Lorsque je disais "En quoi suis-je concerné la loi ?", je veux dire que la société a bien plus intérêt à ce que chaque individu se sente concerné par la loi, et donc, l'ayant intégrée et acceptée, se mette à l'appliquer de lui-même.
Elle a bien plus intérêt à cela, c'est à dire à avoir avec tout individu des intérêts convergents, que le contraire. le contraire, c'est que chaque individu se dit :" La loi n'est pas pour moi, elle n'a pas été pensée pour moi, je ne suis pas d'accord avec elle, et on ne me forcera pas à vivre selon une règle avec laquelle je ne suis pas d'accord, c'est du despotisme, et ma rébellion est légitime".
Eh oui, une société qui fabrique un individu se vivant comme un résistant au nazisme ne peut continuer à bêler qu'il faut des règles et du vivre-ensemble qu'en cautionnant les populismes informatiques. Elle ne fait que se diriger vers un "law enforcement" que les caméras de surveillance totalitarisent à vitesse V. C'est ce que vous faites tous actuellement, avec cette solutréanité qui fait votre charme.
Pour revenir à la logique raisonnable du crime, je vais prendre une image.
1 - Vous êtes dans la rue, sur un trottoir, et tout à coup sur le trottoir d'en face, un type fait un brusque écart, semble courir dans la rue, s'arrête, repart en hâte, puis fait demi-tour pour regarder le magasin où il a brusquement changé de direction. Vous pensez qu'il est fou.
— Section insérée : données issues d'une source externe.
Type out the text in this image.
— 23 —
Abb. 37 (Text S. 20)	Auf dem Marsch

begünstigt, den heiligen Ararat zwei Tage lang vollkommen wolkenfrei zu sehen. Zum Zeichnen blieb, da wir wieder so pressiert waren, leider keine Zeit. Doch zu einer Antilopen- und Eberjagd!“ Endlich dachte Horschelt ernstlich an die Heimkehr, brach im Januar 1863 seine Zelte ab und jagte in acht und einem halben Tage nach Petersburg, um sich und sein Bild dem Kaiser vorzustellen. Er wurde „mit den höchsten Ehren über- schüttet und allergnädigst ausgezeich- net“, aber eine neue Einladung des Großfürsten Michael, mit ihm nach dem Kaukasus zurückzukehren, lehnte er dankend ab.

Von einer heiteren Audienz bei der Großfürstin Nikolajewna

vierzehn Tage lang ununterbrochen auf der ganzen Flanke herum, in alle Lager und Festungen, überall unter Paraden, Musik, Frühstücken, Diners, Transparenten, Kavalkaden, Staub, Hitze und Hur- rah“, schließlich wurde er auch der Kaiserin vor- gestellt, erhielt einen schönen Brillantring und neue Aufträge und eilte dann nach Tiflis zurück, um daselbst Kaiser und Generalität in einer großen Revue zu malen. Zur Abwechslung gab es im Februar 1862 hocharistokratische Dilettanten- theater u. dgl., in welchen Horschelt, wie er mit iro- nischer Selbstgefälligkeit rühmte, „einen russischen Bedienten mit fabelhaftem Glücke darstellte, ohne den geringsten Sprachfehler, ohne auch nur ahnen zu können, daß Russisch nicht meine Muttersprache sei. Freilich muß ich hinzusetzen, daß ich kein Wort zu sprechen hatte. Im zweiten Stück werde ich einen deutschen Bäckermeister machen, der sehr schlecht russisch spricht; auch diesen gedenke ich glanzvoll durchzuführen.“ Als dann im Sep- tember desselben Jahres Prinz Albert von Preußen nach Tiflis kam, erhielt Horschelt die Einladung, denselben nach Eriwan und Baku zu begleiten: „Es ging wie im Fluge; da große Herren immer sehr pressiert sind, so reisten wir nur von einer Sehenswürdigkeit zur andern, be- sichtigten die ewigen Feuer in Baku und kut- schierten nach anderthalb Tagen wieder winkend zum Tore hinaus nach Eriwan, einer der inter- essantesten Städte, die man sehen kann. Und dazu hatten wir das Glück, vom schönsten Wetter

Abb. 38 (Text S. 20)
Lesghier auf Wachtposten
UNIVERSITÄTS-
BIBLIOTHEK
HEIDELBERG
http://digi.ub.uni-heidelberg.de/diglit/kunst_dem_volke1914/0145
1 - Vous êtes dans la rue, sur un trottoir, et tout à coup sur le trottoir d'en face, un type fait un brusque écart, semble courir dans la rue, s'arrête, repart en hâte, puis fait demi-tour pour regarder le magasin où il a brusquement changé de direction. Vous pensez qu'il est fou.
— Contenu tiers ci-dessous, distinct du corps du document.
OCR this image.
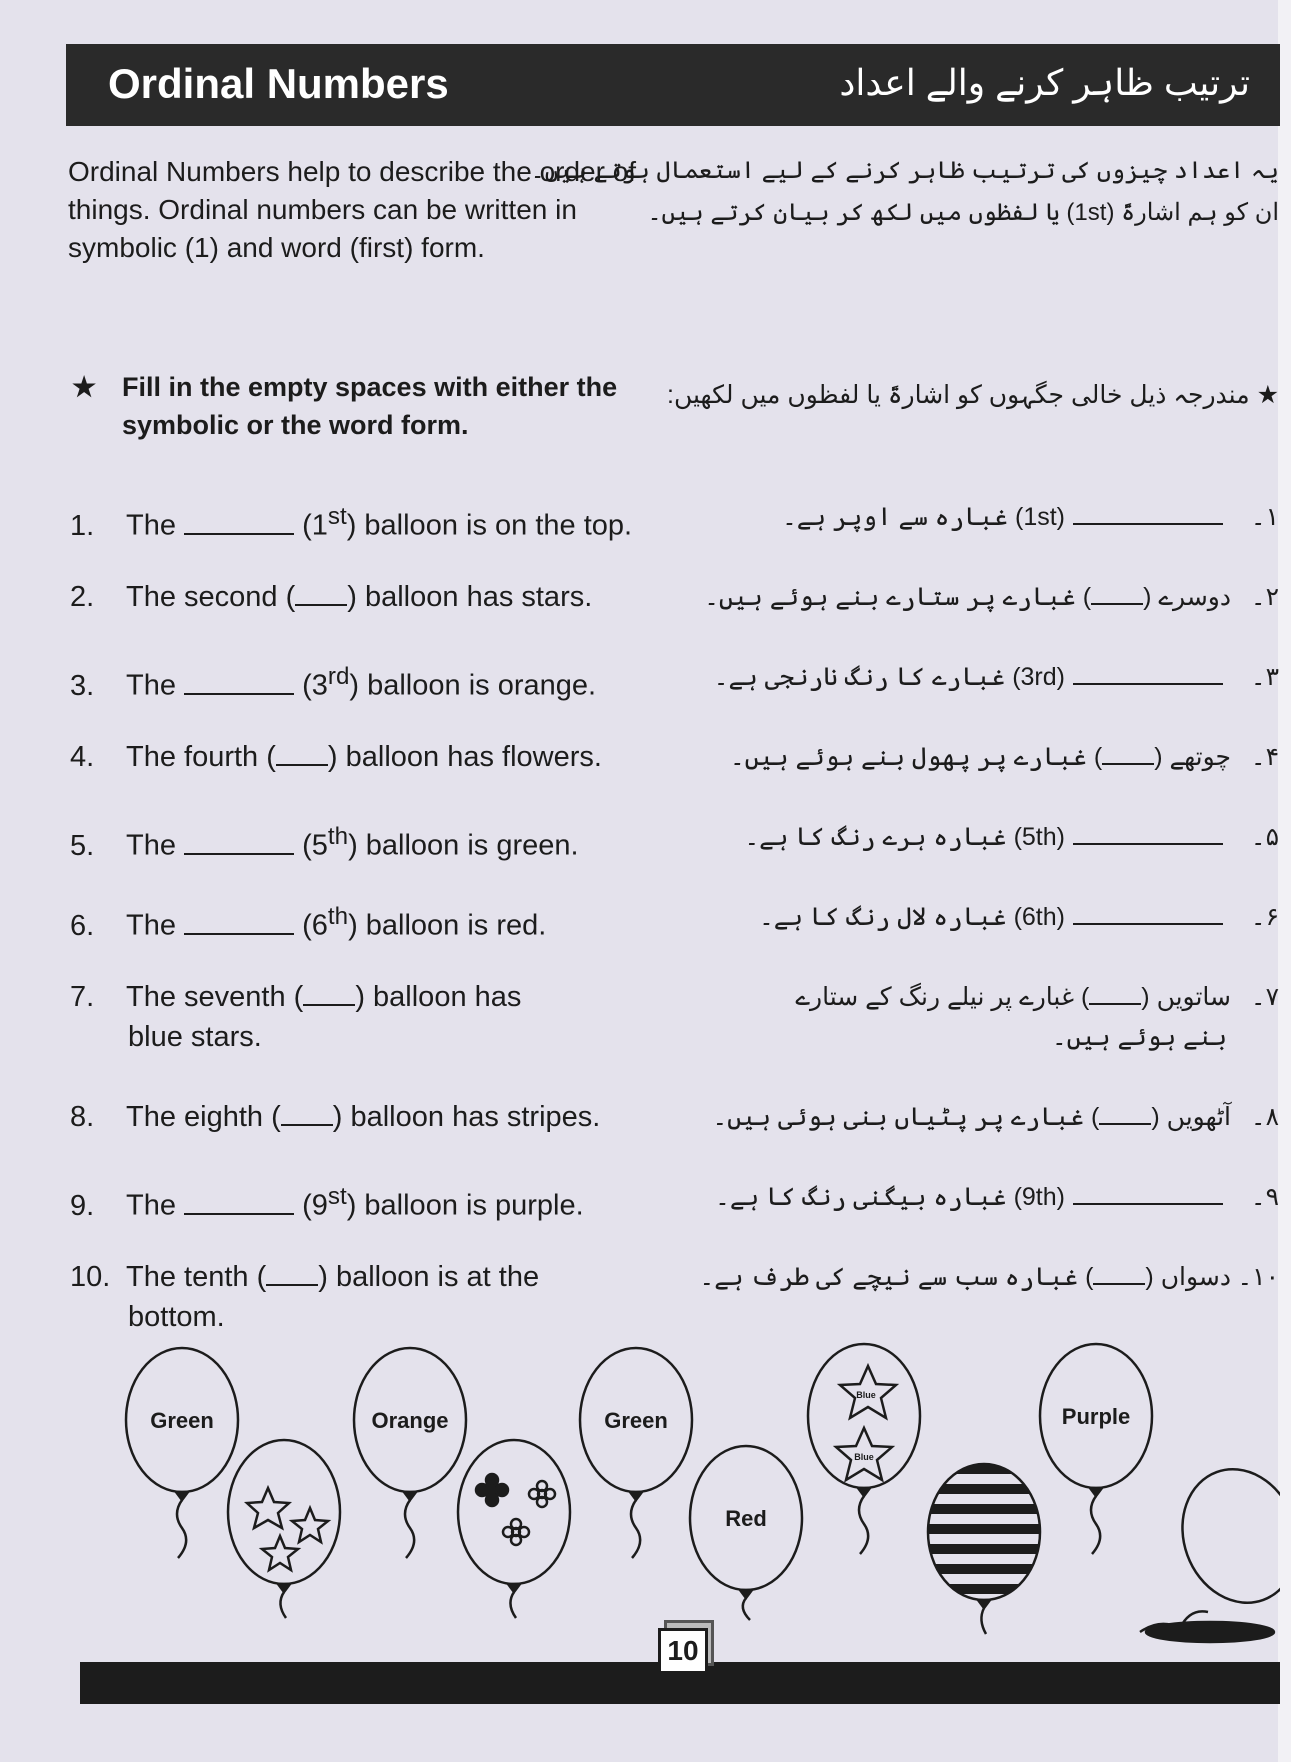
Ordinal Numbers	ترتیب ظاہر کرنے والے اعداد
Ordinal Numbers help to describe the order of things. Ordinal numbers can be written in symbolic (1) and word (first) form.
یہ اعداد چیزوں کی ترتیب ظاہر کرنے کے لیے استعمال ہوتے ہیں۔
ان کو ہم اشارۃً (1st) یا لفظوں میں لکھ کر بیان کرتے ہیں۔
★ Fill in the empty spaces with either the symbolic or the word form.
★ مندرجہ ذیل خالی جگہوں کو اشارۃً یا لفظوں میں لکھیں:
1. The	(1st) balloon is on the top.
2. The second ( ) balloon has stars.
3. The	(3rd) balloon is orange.
4. The fourth ( ) balloon has flowers.
5. The	(5th) balloon is green.
6. The	(6th) balloon is red.
7. The seventh ( ) balloon has
blue stars.
8. The eighth ( ) balloon has stripes.
9. The	(9st) balloon is purple.
10. The tenth ( ) balloon is at the
bottom.
۱۔(1st) غبارہ سے اوپر ہے۔
۲۔دوسرے () غبارے پر ستارے بنے ہوئے ہیں۔
۳۔(3rd) غبارے کا رنگ نارنجی ہے۔
۴۔چوتھے () غبارے پر پھول بنے ہوئے ہیں۔
۵۔(5th) غبارہ ہرے رنگ کا ہے۔
۶۔(6th) غبارہ لال رنگ کا ہے۔
۷۔ساتویں () غبارے پر نیلے رنگ کے ستارے
بنے ہوئے ہیں۔
۸۔آٹھویں () غبارے پر پٹیاں بنی ہوئی ہیں۔
۹۔(9th) غبارہ بیگنی رنگ کا ہے۔
۱۰۔دسواں () غبارہ سب سے نیچے کی طرف ہے۔
Green	Orange	Green
Red
Blue
Blue
Purple
10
2 - Vous êtes dans la rue, sur un trottoir, et tout à coup sur le trottoir
d'en face, un type fait un brusque écart, semble courir dans la rue,
s'arrête, repart en hâte, puis fait demi-tour pour regarder le magasin
où il a brusquement changé de direction. Vous pensez qu'il a de bons réflexes et que ce sportif vient de se tirer d'un mauvais pas.
La différence, c'est que dans le deuxième cas, vous avez vu que la vitrine a pris feu par accident juste avant l'arrivée du piéton, et que le gars, dans un brusque réflexe salvateur, a fait un écart dans la rue avant de revenir sur l'autre trottoir pour comprendre ce qui s'était passé et voir la vitrine brûlée.
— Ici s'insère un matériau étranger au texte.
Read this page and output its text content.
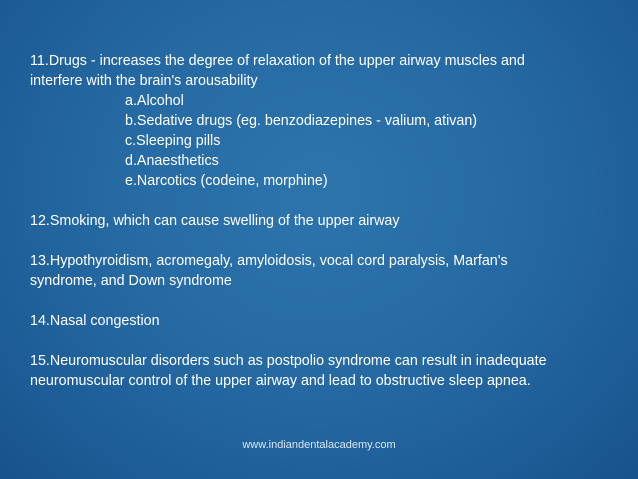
11.Drugs - increases the degree of relaxation of the upper airway muscles and
interfere with the brain's arousability
a.Alcohol
b.Sedative drugs (eg. benzodiazepines - valium, ativan)
c.Sleeping pills
d.Anaesthetics
e.Narcotics (codeine, morphine)
12.Smoking, which can cause swelling of the upper airway
13.Hypothyroidism, acromegaly, amyloidosis, vocal cord paralysis, Marfan's
syndrome, and Down syndrome
14.Nasal congestion
15.Neuromuscular disorders such as postpolio syndrome can result in inadequate
neuromuscular control of the upper airway and lead to obstructive sleep apnea.
www.indiandentalacademy.com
Dans le premier cas, vous n'avez pas vu que la vitrine avait pris feu, et que le comportement du type était non seulement logique et raisonnable, mais encore un exploit salvateur. Dans le premier cas vous ignoriez que ce comportement avait une cause qui en faisait une réaction logique, et cependant, vous avez classé le type dans les fous.
Lorsqu'une bande d'individus a décidé qu'ils allaient violer les femmes, ils n'ont rien fait d'autre que de former une collectivité qui s'est donnée cette loi qu'on prend une femme quand on veut et qu'elle n'a pas son mot à dire.
En vertu de quoi voudriez-vous qu'on doive donner son consentement avant que cette loi là ne s'applique, et pas en France en 2019 à l'ensemble du Code civil ? Pourquoi faudrait-il que des gens qui ont les moyens d'avoir ce qu'ils veulent s'embarrassent du consentement de leur victime ? Allez dire au service des impôts que vous ne donnez pas votre consentement à leurs prélèvements, vous allez voir.
Vous allez répondre que nous sommes sous la loi de la République, et pas de cette bande de voyous. Vous constaterez, si vous tombez entre leurs mains, que vous êtes dans l'erreur, et que ce qui fait la cohérence d'une loi, c'est la force dont on dispose pour l'appliquer là ou elle s'applique, et non sa beauté intellectuelle, vue de loin.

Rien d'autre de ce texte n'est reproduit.